In einer Analyse der eigenen Daten an 776 Patienten nach thorakoskopischer Lobektomie und VAMLA zwischen 2014 und 2017 konnte ein Cut-off-Level des prozentuellen Lymphknotenbefalls (NPR, „node positivity ratio“) von 0,3 ermittelt werden. Nach statistischer Zusammenlegung aller N1- und N2-Stationen war die NPR ein unabhängiger prognostischer Faktor mit 51,9Monaten vs. 26,3 Monate Gesamtüberleben (OS) von Patienten mit niedrigem, respektive hohem Risiko. Der T-Faktor der Erkrankung zeigte keinerlei Korrelation.

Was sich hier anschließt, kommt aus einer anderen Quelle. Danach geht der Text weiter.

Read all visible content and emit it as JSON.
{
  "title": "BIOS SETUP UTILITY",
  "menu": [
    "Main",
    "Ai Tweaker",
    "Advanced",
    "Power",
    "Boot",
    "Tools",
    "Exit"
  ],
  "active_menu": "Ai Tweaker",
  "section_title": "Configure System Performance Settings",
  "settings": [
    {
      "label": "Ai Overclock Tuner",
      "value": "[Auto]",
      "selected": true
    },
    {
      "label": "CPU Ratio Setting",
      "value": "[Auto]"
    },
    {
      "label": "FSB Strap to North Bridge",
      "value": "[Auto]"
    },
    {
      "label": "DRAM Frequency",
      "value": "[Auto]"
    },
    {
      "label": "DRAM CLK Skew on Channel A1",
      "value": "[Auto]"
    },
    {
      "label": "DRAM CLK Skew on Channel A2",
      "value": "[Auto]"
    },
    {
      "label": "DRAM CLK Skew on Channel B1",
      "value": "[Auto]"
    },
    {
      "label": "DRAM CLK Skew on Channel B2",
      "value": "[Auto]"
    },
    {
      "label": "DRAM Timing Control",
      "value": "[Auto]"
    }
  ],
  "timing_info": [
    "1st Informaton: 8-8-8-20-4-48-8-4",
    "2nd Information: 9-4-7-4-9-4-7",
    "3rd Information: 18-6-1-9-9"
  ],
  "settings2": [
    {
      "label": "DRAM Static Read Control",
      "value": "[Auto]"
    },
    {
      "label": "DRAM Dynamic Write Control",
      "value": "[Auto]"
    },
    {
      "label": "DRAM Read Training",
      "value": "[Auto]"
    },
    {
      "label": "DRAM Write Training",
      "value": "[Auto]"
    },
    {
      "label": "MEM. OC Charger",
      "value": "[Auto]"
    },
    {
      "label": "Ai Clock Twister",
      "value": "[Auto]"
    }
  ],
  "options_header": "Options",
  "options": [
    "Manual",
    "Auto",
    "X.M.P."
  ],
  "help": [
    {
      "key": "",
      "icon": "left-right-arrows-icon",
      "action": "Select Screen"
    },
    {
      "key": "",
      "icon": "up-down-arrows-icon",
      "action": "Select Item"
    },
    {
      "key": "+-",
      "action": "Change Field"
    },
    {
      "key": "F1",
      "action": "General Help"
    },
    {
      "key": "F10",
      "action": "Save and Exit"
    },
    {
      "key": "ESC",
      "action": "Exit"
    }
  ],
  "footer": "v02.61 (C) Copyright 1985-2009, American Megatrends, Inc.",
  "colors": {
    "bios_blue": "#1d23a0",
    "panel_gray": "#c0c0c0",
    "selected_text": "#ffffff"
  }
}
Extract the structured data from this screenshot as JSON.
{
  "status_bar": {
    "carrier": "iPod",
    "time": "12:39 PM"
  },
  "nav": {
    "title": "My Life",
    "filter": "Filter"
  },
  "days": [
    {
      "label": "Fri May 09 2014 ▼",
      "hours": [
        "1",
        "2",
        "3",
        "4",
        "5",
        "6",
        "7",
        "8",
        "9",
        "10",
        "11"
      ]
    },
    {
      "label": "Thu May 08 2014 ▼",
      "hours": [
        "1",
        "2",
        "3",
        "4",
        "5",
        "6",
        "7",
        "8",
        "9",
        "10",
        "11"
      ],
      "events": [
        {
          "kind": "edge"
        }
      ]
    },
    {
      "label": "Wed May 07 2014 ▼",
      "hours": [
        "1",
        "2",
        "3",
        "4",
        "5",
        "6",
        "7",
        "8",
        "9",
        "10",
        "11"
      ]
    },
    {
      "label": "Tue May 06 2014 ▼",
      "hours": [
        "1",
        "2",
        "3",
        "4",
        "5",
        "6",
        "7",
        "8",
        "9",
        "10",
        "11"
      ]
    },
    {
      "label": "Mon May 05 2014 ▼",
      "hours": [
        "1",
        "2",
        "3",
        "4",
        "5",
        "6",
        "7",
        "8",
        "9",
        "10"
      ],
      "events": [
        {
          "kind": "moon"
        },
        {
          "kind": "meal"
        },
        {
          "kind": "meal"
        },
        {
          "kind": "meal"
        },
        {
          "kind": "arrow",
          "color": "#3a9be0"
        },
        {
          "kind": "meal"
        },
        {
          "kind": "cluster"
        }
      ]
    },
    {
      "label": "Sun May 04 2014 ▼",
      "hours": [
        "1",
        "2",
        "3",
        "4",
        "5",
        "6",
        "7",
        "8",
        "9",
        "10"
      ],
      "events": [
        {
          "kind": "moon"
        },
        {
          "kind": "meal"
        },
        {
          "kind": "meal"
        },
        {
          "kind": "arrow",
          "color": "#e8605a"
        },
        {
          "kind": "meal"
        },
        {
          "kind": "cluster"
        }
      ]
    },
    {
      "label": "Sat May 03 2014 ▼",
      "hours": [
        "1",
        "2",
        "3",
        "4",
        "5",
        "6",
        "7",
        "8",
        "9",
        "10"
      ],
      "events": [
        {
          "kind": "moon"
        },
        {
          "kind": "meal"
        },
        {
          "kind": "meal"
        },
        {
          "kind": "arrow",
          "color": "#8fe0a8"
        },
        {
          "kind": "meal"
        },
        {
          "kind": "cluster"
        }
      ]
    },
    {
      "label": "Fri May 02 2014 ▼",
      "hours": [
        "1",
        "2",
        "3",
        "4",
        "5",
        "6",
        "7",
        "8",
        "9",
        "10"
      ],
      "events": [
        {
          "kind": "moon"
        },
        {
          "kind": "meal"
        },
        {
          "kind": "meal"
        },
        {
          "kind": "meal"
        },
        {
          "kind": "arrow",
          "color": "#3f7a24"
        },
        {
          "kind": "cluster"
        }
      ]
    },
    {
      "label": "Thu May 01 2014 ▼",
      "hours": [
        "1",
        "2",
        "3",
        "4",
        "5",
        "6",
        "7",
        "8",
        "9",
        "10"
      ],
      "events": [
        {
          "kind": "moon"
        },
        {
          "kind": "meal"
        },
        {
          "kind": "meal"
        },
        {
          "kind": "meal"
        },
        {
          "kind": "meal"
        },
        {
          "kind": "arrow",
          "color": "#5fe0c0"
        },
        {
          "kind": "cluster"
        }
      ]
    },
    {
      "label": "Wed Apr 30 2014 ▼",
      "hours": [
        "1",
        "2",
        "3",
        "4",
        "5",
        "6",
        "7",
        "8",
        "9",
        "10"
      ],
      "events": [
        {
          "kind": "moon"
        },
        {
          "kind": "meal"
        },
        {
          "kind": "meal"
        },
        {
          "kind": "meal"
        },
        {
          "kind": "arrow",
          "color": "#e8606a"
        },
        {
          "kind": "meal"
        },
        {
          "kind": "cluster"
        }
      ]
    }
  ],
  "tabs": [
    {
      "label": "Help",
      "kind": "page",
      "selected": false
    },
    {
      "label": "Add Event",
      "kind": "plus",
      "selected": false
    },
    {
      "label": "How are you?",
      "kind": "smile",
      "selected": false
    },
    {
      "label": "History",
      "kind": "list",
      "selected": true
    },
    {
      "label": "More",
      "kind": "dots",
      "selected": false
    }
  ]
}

Grenzen der funktionellen Operabilität
Die Grenzen der funktiollen Operabilität haben sich in den letzten drei Jahrzehnten dramatisch verschoben. Ältere Publikationen beschreiben Mortalitätsraten von bis zu 50% bei Patienten mit einer errechneten postoperativen FEV1 von unter 40%. Heute versteht man die ppoFEV1 als relativ unverlässlichen Prädiktor postoperativer Komplikationen bei Patienten mit weitgehend normaler Lungenfunktion. Die aktuelle Mortalitätsrate bei einer ppoFEV1 unter 40% liegt bei 5%. Dieser Wert gilt heute als Grenze zwischen normalem und erhöhtem pulmonalem Risiko. Bei bestehender Emphysemerkrankung mit höherem Überblähungsgrad ist ein volumsreduzierender Effekt zu bedenken. Durch die modernen minimalinvasiven Operationstechniken und das verbesserte Risikomanagement ist eine Grenzlegung einer funktionellen Operabilität heute bei 30% möglich. Es sollte jedoch immer die FEV1 gemeinsam mit der DLCO berücksichtigt werden.
Evaluierung der funktionellen Operabilität
Das strategische Vorgehen ist in den klinischen Guidelines der European Respiratory Society (ERS)/European Society of Thoracic Surgeons (ESTS) festgelegt. Zunächst sollte ein kardiales Risiko ausgeschlossen werden. Bei anamnestischem oder klinischem Verdacht auf eine kardiale Komorbidität sollte ein kardiologisches Konsil eingeholt werden. Bei erforderlicher koronarer Intervention sollte eine Lungenoperation für zumindest sechs Wochen postponiert werden. Im gegenteiligen Fall kann der Patient direkt der weiterführenden Lungenfunktionstestung unterzogen werden.
Wenn in der Bodyplethysmografie entweder die FEV1 oder die DLCO unter 80% liegt, soll eine Spiroergometrie mit Ermittlung der VO2max eingeleitet werden. Wenn dieser Wert unter 35% respektive unter 10ml/kg/min liegt, ist ein operatives Vorgehen nicht empfohlen. Liegt der ermittelte Wert zwischen 35 und 75% bzw. 10 und 20ml/kg/min, ist eine Resektion unter erhöhtem Risiko möglich. Zur weiterführenden Berechnung des individuellen Patientenrisikos wurden von der ESTS sowie der französischen Fachgesellschaft Risiko- Scores entwickelt. Diese berücksichtigen auch die relevanten Nebenerkrankungen.